Space is a dimension that permits the formation of places, which for geographer Doreen Massey (1994) has multiple non-static identities. A place within a space can harmonize or clash with its surroundings. For Bachelard (1961), places and spaces are tied to identity-formation via an architectural engagement with dwellings. As a space of intimacy, a dwelling can constitute a ‘cosmos’ of the self, and it could be explored through topographical surveys or mappings of the paraphernalia, ambiances, memories, and imaginaries of living, as in the fiction and non-fiction of Georges Perec.
Exploring dwelling as a relationship with space, Bourdieu’s work on the ‘Berber house’ (1970) questions the modernist idea of space as nothingness or void. Heidegger’s ‘Building, Dwelling, Thinking’ (1954), an essential text for modern architecture, links human inscapes with the (im)material realities of building and dwelling. For the dweller, the relation to space and place entails simultaneously a withdrawal into a demarcated space for shelter and the creation of a sense of belonging.
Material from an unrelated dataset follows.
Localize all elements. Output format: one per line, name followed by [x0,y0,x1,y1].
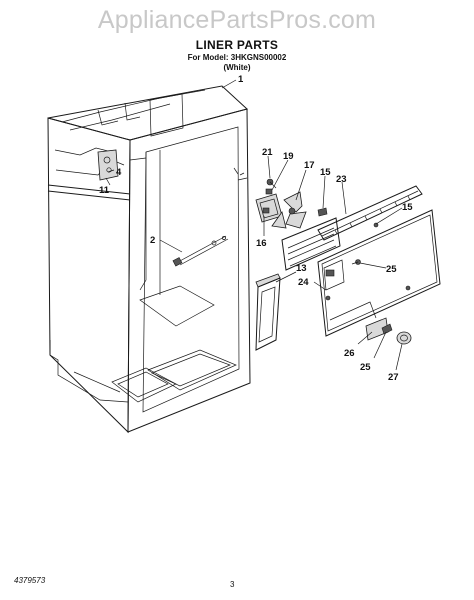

Humanity’s sense of place and space has never been more prominent than it is today. The COVID-19 pandemic has confined many people to cramped urban dwellings or inhospitable spaces (e.g., quarantine hotels), turned homes into offices, and changed the topography of everyday life. This crisis, along with economic inequalities, climate change, and mass migration events, confirms the need for a radical reassessment of sustainable human dwelling on earth. This Symposium will engage in creative and critical discussion on dwelling in both the verbal and the nominal sense and on how we live or wish to live in the world.